La Direction Nationale de l’Administration Pénitentiaire et de la Réinsertion a officiellement annoncé, ce mercredi 25 mars 2026, le décès du Commandant Aboubacar Diakité, plus connu sous le surnom de « Toumba ». L’information, confirmée dans un communiqué consulté par notre rédaction met fin au parcours carcéral de cet ancien officier dont l’état de santé suscitait des inquiétudes depuis plusieurs semaines.
Selon les précisions fournies, le détenu, qui purgeait sa peine à la Maison d’arrêt de Coyah, est décédé à 04 heures 35 minutes à l’Hôpital Militaire du Camp Samory Touré, où il avait été transféré en urgence.

Le communiqué souligne que le Commandant Diakité faisait l’objet d’un suivi médical régulier. Un rapport établi le 4 mars 2026 par des spécialistes du CHU Ignace Deen, en présence de son avocat, Maître Lancinet Sylla, avait mis en évidence plusieurs pathologies préoccupantes, notamment une tuméfaction épigastrique, des douleurs abdominales persistantes, une constipation chronique ainsi que des troubles du sommeil.
Ces éléments traduisaient déjà une dégradation progressive de son état de santé, nécessitant une attention médicale particulière.

Dans la nuit du 23 mars 2026, le détenu a été victime d’un malaise soudain au sein de l’établissement pénitentiaire.

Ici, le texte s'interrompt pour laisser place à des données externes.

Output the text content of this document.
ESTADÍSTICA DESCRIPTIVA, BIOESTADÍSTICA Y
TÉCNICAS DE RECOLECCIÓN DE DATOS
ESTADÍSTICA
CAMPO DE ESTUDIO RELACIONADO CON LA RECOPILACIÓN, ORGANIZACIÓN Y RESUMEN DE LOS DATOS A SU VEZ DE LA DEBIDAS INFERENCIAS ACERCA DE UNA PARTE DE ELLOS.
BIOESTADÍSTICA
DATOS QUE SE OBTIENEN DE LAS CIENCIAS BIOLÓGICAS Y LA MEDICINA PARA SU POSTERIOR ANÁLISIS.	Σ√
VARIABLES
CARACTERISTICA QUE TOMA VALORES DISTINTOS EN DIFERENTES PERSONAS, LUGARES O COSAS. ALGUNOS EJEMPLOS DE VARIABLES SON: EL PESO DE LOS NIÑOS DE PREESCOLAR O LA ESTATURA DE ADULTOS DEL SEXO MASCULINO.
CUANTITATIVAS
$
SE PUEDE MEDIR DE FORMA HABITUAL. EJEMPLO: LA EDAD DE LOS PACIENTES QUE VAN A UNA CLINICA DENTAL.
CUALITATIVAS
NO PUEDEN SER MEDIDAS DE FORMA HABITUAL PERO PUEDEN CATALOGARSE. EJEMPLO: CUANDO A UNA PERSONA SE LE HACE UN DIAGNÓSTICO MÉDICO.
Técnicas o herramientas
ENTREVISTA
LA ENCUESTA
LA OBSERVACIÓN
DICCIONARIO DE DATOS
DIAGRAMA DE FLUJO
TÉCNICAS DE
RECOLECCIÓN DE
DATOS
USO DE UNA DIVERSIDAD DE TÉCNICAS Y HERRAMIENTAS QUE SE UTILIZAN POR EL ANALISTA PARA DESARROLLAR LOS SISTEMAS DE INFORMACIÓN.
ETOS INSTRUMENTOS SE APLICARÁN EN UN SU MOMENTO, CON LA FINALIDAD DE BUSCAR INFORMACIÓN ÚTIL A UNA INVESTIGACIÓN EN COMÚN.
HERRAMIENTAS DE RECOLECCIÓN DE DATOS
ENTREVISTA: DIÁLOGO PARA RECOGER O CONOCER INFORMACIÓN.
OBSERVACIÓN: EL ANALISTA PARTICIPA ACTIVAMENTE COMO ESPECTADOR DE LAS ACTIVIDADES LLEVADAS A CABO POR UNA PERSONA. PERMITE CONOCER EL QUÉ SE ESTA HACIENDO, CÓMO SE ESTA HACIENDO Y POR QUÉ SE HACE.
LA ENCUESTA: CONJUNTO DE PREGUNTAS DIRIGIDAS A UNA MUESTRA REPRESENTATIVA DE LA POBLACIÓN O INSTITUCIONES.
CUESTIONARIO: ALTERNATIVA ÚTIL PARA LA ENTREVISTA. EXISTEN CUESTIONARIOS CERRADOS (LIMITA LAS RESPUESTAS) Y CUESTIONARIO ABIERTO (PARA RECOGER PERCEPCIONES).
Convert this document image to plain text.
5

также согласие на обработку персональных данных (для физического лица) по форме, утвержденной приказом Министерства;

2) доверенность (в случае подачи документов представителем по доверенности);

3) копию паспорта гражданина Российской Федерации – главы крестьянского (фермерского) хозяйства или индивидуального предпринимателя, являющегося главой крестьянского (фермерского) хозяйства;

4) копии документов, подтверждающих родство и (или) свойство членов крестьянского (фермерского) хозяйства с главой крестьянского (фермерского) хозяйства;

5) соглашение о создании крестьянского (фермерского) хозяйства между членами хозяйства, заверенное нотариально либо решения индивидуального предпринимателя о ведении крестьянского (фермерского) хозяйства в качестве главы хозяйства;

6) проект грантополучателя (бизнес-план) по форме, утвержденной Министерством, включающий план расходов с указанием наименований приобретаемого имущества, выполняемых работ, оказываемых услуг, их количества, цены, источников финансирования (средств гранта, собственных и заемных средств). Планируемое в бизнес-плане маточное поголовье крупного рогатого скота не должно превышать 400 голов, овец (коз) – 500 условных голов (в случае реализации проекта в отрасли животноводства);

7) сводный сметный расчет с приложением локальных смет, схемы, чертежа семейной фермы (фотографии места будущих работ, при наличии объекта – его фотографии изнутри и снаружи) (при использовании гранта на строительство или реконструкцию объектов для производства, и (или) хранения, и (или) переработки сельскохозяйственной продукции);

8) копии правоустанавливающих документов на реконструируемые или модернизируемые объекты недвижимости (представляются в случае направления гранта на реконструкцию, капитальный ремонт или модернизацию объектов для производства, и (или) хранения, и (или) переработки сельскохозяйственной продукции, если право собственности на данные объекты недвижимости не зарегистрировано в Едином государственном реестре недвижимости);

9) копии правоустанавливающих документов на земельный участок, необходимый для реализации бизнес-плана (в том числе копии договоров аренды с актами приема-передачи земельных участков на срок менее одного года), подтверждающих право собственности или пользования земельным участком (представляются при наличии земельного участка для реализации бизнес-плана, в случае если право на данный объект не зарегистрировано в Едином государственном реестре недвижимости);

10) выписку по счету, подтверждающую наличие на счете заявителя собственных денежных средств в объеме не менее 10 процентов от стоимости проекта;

Face à la gravité de la situation, il a été évacué en urgence vers l’Hôpital Militaire du Camp Samory Touré pour une prise en charge spécialisée.
Malgré l’intervention d’une équipe médicale qualifiée et les soins prodigués, l’évolution de son état a été jugée défavorable. Les médecins traitants ont indiqué que le décès est survenu à la suite d’une hernie de la ligne blanche étranglée, complication grave ayant entraîné une péritonite aiguë généralisée.

La Direction Nationale de l’Administration Pénitentiaire et de la Réinsertion a précisé qu’un rapport médical détaillé sera transmis sans délai aux autorités judiciaires compétentes afin d’éclairer les circonstances exactes du décès.
Le Directeur national, Mamadou Gando Bah, a, au nom de l’institution, adressé ses condoléances les plus émues à la famille du défunt, ainsi qu’à ses proches et relations.
Ce décès relance par ailleurs les questions sur la prise en charge sanitaire en milieu carcéral, notamment pour les détenus présentant des pathologies graves nécessitant un suivi médical renforcé.